Em 1916, uma das pessoas que colaboraram na reaparição do jornal O Setubalense foi Eduardo Metzner. Contribuiu com um artigo que terá sido “muito apreciado”, com o título “Saudação a Setúbal”.
Era um poeta de intervenção. “Antigo seminarista, abandonou a carreira eclesiástica, tornou-se um dos mais audazes panfletários contra a monarquia”. E seria então “muito conhecido” nesta cidade [O Setubalense, 13/02/1922, p.1 e 21/02/1922, p.4].
Caiu no esquecimento, mas marcou o seu tempo. Saltou para a ribalta quando foi preso político sob a ditadura de João Franco, na fase final do reinado de D. Carlos. Segundo diferentes relatos da época, foi preso quando estava à conversa com alguns amigos, numa rua da baixa de Lisboa.
Terá criticado um recente caso de repressão. Um agente da polícia que ia a passar ouviu a conversa… Metzner já ia sendo conhecido como poeta libertário… “Ganhou” oito dias de prisão, dos quais quatro incomunicável.

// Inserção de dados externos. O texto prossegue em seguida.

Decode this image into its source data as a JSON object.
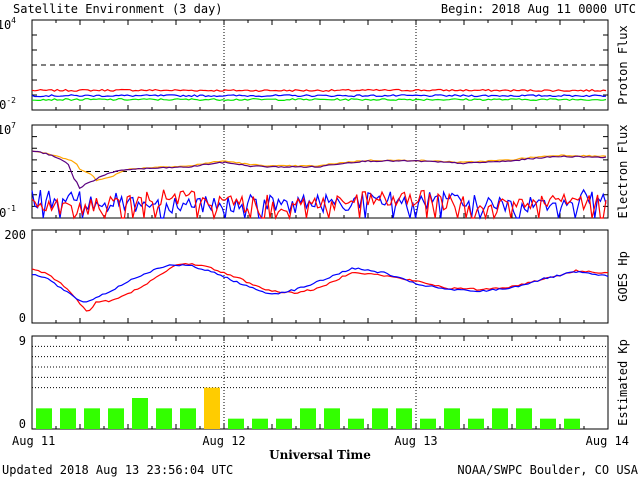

Não tinha mais que 18 ou 20 anos de idade.
Corria o ano de 1907. Como muitos anarquistas à época, Metzner estava algo seduzido pela propaganda republicana. Chegou até a homenagear o dirigente republicano Afonso Costa com a dedicatória de um poema.
Mas no ano seguinte já marcou a distância, ao publicar um volume intitulado «A República é uma mentira política: resposta ao opúsculo de Bernardino Machado “Só a República é a verdade”». Não deixou todavia de visar o regime que ainda vigorava. Em 1909, Metzner lançou o jornal A Revolta.
Durou pouco tempo, mas foi mais uma estocada na monarquia. Logo no primeiro editorial apontava o dedo: “a sociedade portuguesa desconjunta-se e precipita-se num abismo de corrupção” [A Revolta, 26/09/1909, p.1]. Metzner entusiasmou-se depois foi com a Revolução Russa de 1917.
Teve aliás um importante papel na sua divulgação em Portugal, ao traduzir a “Constituição Política da República dos Sovietes”, à qual acrescentou (na 3.ª edição) um texto de Trotsky, em jeito de prefácio. De sua autoria, Metzner publicou A verdade acerca de Revolução Russa (em 1919).
Trata-se de um livro bastante documentado e com um certo sentido crítico. Se apontava essa revolução como “a mais espantosa transformação social de todos os tempos”, não deixava de lhe reprovar alguns “excessos” e “abusos contra a Liberdade”.
Como outros anarquistas, teve então uma certa aproximação ao antigo Partido Socialista Português. Chegou a ser redactor do diário socialista O Combate. Mas no final de 1920, Metzner surgiu como um dos fundadores do Partido Comunista Português. Foi aliás ele quem presidiu à primeira reunião da “comissão organizadora” deste então novo partido.
Ironia do destino, essa reunião realizou-se no mesmo edifício onde depois funcionaria a sede da PIDE. Na altura era a sede do sindicato dos caixeiros de Lisboa. A polícia dissolveu a essa reunião alegando que não tinha sido previamente autorizada pelo governador civil, e porque na sede de um sindicato não se podiam discutir “assuntos políticos” [O Mundo, 23/12/1920, p.2].
Parecia afinal a República que Metzner já tinha antevisto em 1908? Nesta altura, ele já estaria doente. Faleceu quatorze meses depois, não tinha mais de 35 anos. Foi vítima de tuberculose, como tanta gente naquele tempo.
Em Março de 1921, ainda foi eleito para a “Comissão de Educação e Propaganda” do PCP. E ainda teve um papel importante na divulgação do novo partido. O seu funeral saiu da sede do sindicato dos jornalistas, com a respectiva bandeira a cobrir-lhe o caixão.
O cortejo para o cemitério terá sido acompanhado por “perto de 500 pessoas” [O Setubalense, 22/02/1922, p.7]. A ilustrar este artigo está uma caricatura de Eduardo Metzner por Almada Negreiros [Diário de Lisboa, 20/02/1922, p.5].